TAYSIDE Police’s force area has recorded the best public response for use of the new national non-emergency ‘phone number, launched last month.
Since the number went live on February 21, the force has received around 46 per cent of all non-emergency calls via the new 101 service and its success has been attributed to a combination of promoting the use of 101 at the front of old contact numbers and the subsequent decommissioning process which is now under way, as well as marketing and publicity.
Louise Fraser, force communications centre business manager, said: “This is excellent news and helps to show the potential of the new 101 service. Its introduction is saving money but most importantly it is easy to remember and use.

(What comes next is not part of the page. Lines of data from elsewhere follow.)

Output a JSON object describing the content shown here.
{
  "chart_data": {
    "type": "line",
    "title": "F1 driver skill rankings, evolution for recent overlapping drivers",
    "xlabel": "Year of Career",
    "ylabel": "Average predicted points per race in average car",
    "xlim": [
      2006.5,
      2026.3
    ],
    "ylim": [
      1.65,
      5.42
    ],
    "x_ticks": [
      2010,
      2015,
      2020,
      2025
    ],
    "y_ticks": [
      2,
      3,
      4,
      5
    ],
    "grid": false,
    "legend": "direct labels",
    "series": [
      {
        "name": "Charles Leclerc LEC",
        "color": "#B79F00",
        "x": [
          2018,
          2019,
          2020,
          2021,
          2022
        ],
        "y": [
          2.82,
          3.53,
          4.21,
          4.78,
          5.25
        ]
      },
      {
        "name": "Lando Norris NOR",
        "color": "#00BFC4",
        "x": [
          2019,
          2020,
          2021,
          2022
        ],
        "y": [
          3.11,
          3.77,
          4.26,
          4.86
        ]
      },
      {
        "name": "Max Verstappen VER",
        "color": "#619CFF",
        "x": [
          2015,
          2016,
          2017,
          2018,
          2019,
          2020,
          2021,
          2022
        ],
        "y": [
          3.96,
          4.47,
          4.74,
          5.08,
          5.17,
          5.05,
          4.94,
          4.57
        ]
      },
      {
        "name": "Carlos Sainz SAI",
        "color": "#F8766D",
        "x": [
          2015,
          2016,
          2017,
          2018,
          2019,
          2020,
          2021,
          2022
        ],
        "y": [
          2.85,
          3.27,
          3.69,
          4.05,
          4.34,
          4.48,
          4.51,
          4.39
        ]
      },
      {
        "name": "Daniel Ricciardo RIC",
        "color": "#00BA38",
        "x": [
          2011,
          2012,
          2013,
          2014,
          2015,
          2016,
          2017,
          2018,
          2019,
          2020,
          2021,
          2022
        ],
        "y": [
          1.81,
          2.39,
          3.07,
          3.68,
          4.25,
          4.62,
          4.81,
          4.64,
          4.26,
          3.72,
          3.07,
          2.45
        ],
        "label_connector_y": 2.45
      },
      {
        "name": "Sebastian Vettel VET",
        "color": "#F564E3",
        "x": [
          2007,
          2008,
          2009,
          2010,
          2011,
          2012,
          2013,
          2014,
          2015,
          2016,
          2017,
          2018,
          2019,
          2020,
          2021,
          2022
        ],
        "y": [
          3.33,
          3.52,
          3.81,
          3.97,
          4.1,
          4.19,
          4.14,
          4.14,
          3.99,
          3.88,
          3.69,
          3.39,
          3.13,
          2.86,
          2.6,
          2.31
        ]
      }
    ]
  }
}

I have been really impressed by the way people in Tayside have made the change”.
Ahead of the 101 launch, Tayside Police had started to decommission existing telephone lines to ensure that contact with the public has remained as seamless as possible and all callers are now being advised of the new 101 service.
The new number was introduced with the aim of helping keep people safe by giving them one easy-to-remember number for contacting the police, wherever they are in Scotland; making the police more accessible to communities, while reducing pressure on the 999 system; helping to cut crime by making it easier for the public to pass on information and enhancing links with England and Wales, with 101 becoming the nationally recognised number for non-emergency contact with the police across the UK.
Calls are still dealt with at a force area level and the number is operational 24 hours-a-day, seven days a week, although 999 is still the number to call in an emergency. Dialled from elsewhere in the country, callers are connected with the nearest police force.